We'll take a closer look at machine learning in a later lecture.

The takeaway

Some differences between R and Python from the point of view of statistics:

  • R uses a functional approach, where everything you want to do is a named function that you can call. Python uses an object-oriented approarch, where most things you want to do are methods of particular types of objects to which they apply.

  • R includes a lot of basic functionality for statistics by default, whereas Python does not; this functionality has to be loaded from packages.

  • R has a large ecosystem of small packages, including many specialized tasks. Python has a smaller ecosystem of larger packages, which include most standard functionality but miss some specialized things.

  • A lot of functionality on both sides was modeled on the other. For instance, pandas DataFrames are quite conciously modeled on the R counterparts.

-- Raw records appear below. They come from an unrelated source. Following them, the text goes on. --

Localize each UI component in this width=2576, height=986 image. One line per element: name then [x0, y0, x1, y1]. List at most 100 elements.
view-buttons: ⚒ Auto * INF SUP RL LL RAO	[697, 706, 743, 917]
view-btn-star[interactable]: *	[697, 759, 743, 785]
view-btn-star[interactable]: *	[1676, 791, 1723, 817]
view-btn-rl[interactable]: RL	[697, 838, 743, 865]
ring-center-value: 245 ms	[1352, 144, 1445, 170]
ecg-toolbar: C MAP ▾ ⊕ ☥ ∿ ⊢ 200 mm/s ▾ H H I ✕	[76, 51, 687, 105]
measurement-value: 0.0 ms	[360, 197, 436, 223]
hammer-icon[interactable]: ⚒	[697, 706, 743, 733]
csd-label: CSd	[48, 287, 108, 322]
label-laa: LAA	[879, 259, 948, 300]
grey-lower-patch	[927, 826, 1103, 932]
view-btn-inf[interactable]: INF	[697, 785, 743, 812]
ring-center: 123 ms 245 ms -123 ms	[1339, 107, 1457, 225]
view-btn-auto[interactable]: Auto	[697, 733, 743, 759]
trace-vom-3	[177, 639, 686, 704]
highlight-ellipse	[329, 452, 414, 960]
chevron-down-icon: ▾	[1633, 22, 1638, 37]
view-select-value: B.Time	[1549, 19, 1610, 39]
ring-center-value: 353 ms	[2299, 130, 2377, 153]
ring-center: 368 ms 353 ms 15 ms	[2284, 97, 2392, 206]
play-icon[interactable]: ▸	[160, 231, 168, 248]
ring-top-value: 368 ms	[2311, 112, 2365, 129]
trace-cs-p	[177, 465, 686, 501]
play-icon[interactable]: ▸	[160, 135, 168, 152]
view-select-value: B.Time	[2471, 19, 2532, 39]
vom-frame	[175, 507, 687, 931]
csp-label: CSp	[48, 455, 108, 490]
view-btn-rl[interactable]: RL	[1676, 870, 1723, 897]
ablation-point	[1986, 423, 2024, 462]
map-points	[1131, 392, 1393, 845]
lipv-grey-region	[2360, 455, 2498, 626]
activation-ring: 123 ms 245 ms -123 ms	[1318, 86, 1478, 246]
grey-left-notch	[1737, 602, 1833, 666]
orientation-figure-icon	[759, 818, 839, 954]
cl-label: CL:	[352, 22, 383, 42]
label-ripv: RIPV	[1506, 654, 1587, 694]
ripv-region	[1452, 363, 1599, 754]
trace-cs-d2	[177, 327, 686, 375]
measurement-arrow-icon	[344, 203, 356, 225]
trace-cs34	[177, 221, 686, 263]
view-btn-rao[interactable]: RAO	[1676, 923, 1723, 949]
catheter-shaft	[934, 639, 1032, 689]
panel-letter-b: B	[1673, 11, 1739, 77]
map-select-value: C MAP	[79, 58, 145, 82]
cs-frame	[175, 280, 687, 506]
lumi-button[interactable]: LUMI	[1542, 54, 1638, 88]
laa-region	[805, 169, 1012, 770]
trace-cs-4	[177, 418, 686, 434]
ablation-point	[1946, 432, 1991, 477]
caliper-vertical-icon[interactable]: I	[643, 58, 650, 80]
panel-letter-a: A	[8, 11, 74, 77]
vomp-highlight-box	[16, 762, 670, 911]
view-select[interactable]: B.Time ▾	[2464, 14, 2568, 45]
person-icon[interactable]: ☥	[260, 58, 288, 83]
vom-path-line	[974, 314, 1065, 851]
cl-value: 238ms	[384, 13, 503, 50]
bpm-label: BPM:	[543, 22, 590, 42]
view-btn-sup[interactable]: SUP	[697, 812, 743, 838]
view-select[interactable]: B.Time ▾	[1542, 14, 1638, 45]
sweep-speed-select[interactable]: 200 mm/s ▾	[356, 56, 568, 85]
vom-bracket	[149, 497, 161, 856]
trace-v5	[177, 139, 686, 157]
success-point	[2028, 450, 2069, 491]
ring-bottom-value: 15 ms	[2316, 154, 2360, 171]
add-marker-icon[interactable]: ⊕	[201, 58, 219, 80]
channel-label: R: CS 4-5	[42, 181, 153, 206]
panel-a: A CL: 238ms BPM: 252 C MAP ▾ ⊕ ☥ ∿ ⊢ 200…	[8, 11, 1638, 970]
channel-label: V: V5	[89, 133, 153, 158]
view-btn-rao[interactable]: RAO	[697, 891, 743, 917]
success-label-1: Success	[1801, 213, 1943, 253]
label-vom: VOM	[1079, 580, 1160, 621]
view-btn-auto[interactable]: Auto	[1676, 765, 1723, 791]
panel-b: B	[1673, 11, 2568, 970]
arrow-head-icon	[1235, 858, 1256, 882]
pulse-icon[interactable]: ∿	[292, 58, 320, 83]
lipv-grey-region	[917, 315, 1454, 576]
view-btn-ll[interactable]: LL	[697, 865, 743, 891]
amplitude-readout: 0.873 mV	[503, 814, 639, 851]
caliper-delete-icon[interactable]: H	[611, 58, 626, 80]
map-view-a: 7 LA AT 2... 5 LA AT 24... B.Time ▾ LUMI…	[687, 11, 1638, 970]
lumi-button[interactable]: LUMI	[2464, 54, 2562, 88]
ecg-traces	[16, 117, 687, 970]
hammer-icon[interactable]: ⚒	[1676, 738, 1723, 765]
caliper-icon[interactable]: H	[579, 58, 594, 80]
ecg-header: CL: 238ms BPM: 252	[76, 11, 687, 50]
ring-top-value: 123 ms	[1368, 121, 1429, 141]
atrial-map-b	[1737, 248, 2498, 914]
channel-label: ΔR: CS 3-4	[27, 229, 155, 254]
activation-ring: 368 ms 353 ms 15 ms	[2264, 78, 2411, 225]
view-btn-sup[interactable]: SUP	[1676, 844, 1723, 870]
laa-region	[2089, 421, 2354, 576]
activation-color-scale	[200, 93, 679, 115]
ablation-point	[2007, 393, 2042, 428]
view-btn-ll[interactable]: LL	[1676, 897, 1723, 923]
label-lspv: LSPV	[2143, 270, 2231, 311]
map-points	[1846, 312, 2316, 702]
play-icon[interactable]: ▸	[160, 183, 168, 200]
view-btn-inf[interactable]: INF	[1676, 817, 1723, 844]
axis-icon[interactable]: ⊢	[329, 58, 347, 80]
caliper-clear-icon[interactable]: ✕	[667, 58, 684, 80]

  • For "pure statistics", the R code is generally simpler than the Python code. For "general computing", Python tends to be easier. For instance, if you wanted to scrape data off a web page and then do some analysis, that scraping step is much easier in Python because the ecosystem (being the product of many people who are not all statisticians) includes very good packages for manipulating HTML files.

Particularly for this last reason, I will focus more on the Python scientific stack than R in the remainder of this course. However, if you are familiar with scientific computing in Python, you should be able to get up to speed with R fairly quickly. (Most of the statistics courses taught at UCSD use R in some form or another.)